Leiter Reports: Time to clean the floors…: A colleague, perhaps prone to hyperbole, writes: “In view of the condition of the floor in the faculty lounge, I suggest that we only go into the kitchen area in pairs. A solitary visitor may become stuck, perhaps in a position making it impossible to reach the phone or the door to call for help. Those of you who have seen the La Brea Tar Pits in Los Angeles can appreciate the problems that conditions like this pose even for creatures as powerful as early reptiles.”

Besides…this week they're replacing the underperforming carpet on my floor with nice new clean and modular carpet. Now when someone spills industrial strength coffee on the rugs, and the inffectual cleaners spread it around, they can just take up a section a yard square or so and replace it.

Posted in U.Miami | Comments Off on Floored

Wikipedia is the Proto Galactic Encyclopedia

The Wikipedia is amazing.
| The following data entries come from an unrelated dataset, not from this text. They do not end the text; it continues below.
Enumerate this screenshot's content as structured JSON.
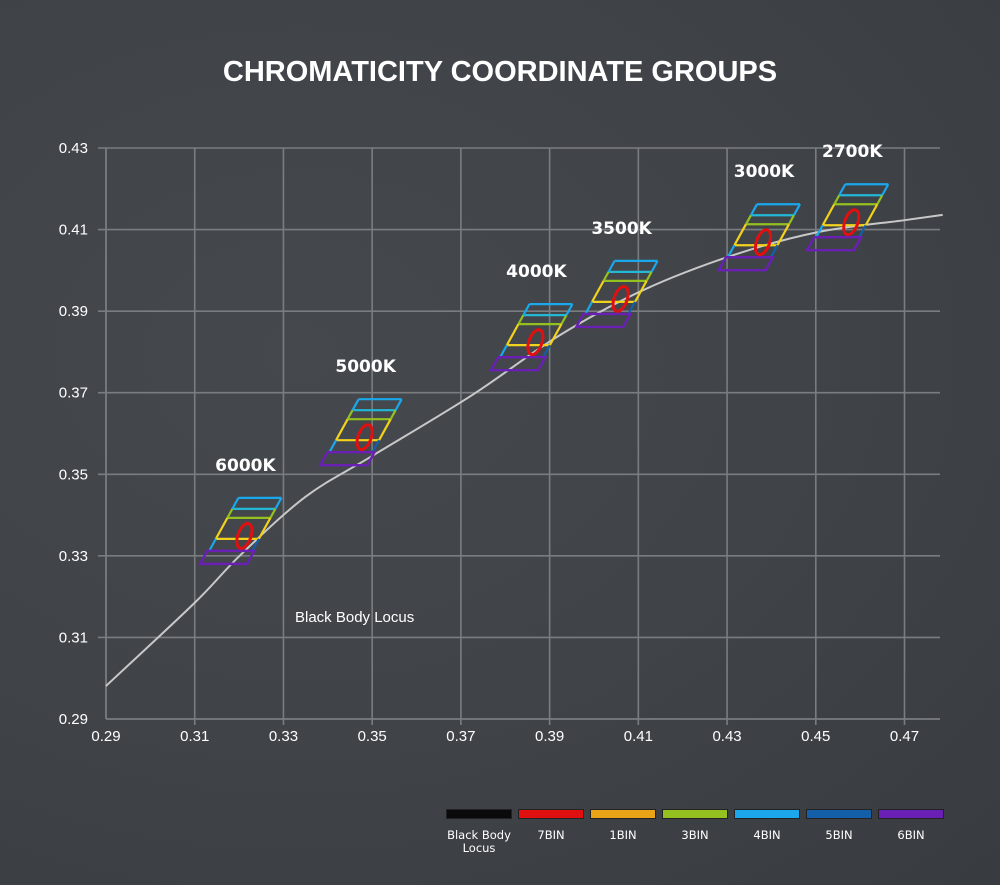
{
  "chart_data": {
    "type": "scatter",
    "title": "CHROMATICITY COORDINATE GROUPS",
    "xlabel": "",
    "ylabel": "",
    "xlim": [
      0.29,
      0.478
    ],
    "ylim": [
      0.29,
      0.43
    ],
    "grid": true,
    "x_ticks": [
      "0.29",
      "0.31",
      "0.33",
      "0.35",
      "0.37",
      "0.39",
      "0.41",
      "0.43",
      "0.45",
      "0.47"
    ],
    "y_ticks": [
      "0.43",
      "0.41",
      "0.39",
      "0.37",
      "0.35",
      "0.33",
      "0.31",
      "0.29"
    ],
    "black_body_locus": {
      "label": "Black Body Locus",
      "color": "#c8c8c8",
      "points": [
        [
          0.29,
          0.2981
        ],
        [
          0.31,
          0.3185
        ],
        [
          0.3203,
          0.3302
        ],
        [
          0.335,
          0.3445
        ],
        [
          0.35,
          0.3545
        ],
        [
          0.3725,
          0.3694
        ],
        [
          0.392,
          0.3839
        ],
        [
          0.4112,
          0.3952
        ],
        [
          0.4316,
          0.4038
        ],
        [
          0.4506,
          0.4094
        ],
        [
          0.47,
          0.4123
        ],
        [
          0.4786,
          0.4136
        ]
      ]
    },
    "groups": [
      {
        "label": "6000K",
        "x": 0.3212,
        "y": 0.3349
      },
      {
        "label": "5000K",
        "x": 0.3483,
        "y": 0.3591
      },
      {
        "label": "4000K",
        "x": 0.3868,
        "y": 0.3824
      },
      {
        "label": "3500K",
        "x": 0.406,
        "y": 0.393
      },
      {
        "label": "3000K",
        "x": 0.4381,
        "y": 0.4069
      },
      {
        "label": "2700K",
        "x": 0.458,
        "y": 0.4118
      }
    ],
    "legend": [
      {
        "name": "Black Body Locus",
        "color": "#0a0a0a"
      },
      {
        "name": "7BIN",
        "color": "#e01010"
      },
      {
        "name": "1BIN",
        "color": "#e8a317"
      },
      {
        "name": "3BIN",
        "color": "#94c11f"
      },
      {
        "name": "4BIN",
        "color": "#1aa7ec"
      },
      {
        "name": "5BIN",
        "color": "#135fa8"
      },
      {
        "name": "6BIN",
        "color": "#6a1fb5"
      }
    ],
    "legend_position": "bottom-right",
    "annotation": "Black Body Locus"
  }
}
In addition to being one of the best sources of news about major current events, it has code snippets, like this one to fight Referer spam.

Posted in Internet | 3 Comments

Mystery Solved: It’s Just More Bush Sleaze

The other day my eyebrows shot up when I read that the US government had awarded a $750,000 contract to Creighton University School of Law in Nebraska, to study issues relating to seized property in Cuba. It seemed like the sort of thing that UM might have had an interest in and would be uniquely qualified for (and if not UM, then maybe FIU) — and it was the first I’d heard of it (although, since it has nothing to do with the work I do, that in itself isn’t so odd).

It may be that Creighton in fact has an expertise in expropriation, restoration, and Caribbean or Latin American property rules. Then again, it may be that there’s another explanation…According to the Washington Post, there’s A Grateful Student behind the contract award:

Tired of those whining letters from your alma mater, the ones telling you that only your $200 check will keep the endowment from falling below $20 billion?

Well, maybe Adolfo Franco, assistant administrator of the Agency for International Development for Latin America, might get a reprieve for a couple of years from Creighton University School of Law in Nebraska, his alma mater.

An AID panel of career folks has decided to give the law school, which has no expertise in Cuba policy, a $750,000 grant over two years to study what is to be done about the properties Cuban dictator Fidel Castro seized from Americans some 45 years ago. We’re told this was a highly competitive process.

Franco even went out to Omaha last week to hand over the award, reestablishing the long-standing Havana-Omaha linkage.